Das Coronavirus-Update mit Christian Drosten, Kekulés Corona-Kompass oder eine der diversen Talk-Shows mit Melanie Brinkmann, Hendrik Streek oder Karl Lauterbach: Im Zuge der Corona-Pandemie ist die wissenschaftliche Kommunikation in der Mitte der Bevölkerung angekommen. Längst werfen wir ganz selbstverständlich mit Begriffen wie Inzidenzen, Triage, Aerosoloinfektion und mRNA-Impfstoffen um uns. Kein Wunder, dass die Aufmerksamkeit für die Verleihung des Medizin-Nobelpreises so groß war wie lange nicht mehr. Verbunden mit einer Frage: Würden die Gründer des Pharmaunternehmens Biontech, Uǧur Șahin und Özlem Türeci, die Auszeichnung erhalten? Es ist anders gekommen. Und das ist eine verpasste Chance.
Nach dem Credo des schwedischen Erfinders und Chemikers Alfred Nobel, auf den der renommierte Preis zurückgeht, hätten die Biontech-Gründer diesen definitiv verdient gehabt. Denn erhalten soll den Preis, wer kürzlich der Menschheit von größtem Nutzen war. Und was bitte hat im Jahr 2020 und 2021 für größeren Nutzen, Hoffnung und Erleichterung gesorgt als der hochwirksame Impfstoff des Mainzer Unternehmens Biontech?

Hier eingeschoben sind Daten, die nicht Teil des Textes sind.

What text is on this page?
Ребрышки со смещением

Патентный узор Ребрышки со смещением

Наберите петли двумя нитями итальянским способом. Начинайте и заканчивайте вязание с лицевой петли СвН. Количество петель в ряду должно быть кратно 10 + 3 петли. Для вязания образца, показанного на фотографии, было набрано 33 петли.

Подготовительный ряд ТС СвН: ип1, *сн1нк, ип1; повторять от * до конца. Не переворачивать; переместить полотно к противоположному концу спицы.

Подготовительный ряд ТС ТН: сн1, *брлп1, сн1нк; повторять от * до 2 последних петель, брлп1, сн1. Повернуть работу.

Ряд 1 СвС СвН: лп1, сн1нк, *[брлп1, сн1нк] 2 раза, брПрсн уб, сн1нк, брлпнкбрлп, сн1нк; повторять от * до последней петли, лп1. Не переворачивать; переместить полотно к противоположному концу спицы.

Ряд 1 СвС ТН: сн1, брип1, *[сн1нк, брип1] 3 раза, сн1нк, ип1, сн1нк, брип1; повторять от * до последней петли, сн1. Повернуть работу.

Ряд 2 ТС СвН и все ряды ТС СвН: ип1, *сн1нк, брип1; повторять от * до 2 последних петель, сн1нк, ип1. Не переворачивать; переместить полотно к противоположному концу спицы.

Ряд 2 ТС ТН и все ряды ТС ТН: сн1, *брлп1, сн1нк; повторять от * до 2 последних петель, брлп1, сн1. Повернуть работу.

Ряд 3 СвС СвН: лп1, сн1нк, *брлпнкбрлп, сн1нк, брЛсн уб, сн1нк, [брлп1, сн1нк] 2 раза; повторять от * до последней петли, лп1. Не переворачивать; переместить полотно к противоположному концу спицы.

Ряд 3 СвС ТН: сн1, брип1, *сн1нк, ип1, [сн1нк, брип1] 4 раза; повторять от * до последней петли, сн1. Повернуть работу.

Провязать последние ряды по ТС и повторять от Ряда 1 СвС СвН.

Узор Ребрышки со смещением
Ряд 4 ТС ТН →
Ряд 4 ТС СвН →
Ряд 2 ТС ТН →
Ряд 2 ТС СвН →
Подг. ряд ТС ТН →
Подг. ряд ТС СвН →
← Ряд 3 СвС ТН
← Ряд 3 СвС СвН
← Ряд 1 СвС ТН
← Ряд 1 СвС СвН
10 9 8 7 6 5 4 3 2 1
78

Die Zulassung des mRNA-Impfstoffes von Biontech war ein historischer Erfolg. Am 31. Dezember 2019 meldete China eine mysteriöse Lungenkrankheit, am 7. Januar 2020 wurde das neuartige Coronavirus identifiziert – und am 21. Dezember erteilte die Europäische Kommission die Zulassung – nicht nur für den ersten Covid-19-Impfstoff, sondern auch für den ersten mRNA-Impfstoff. Das Vakzin wurde zur goldenen Währung, jeder wollte den Piks. Am liebsten sofort.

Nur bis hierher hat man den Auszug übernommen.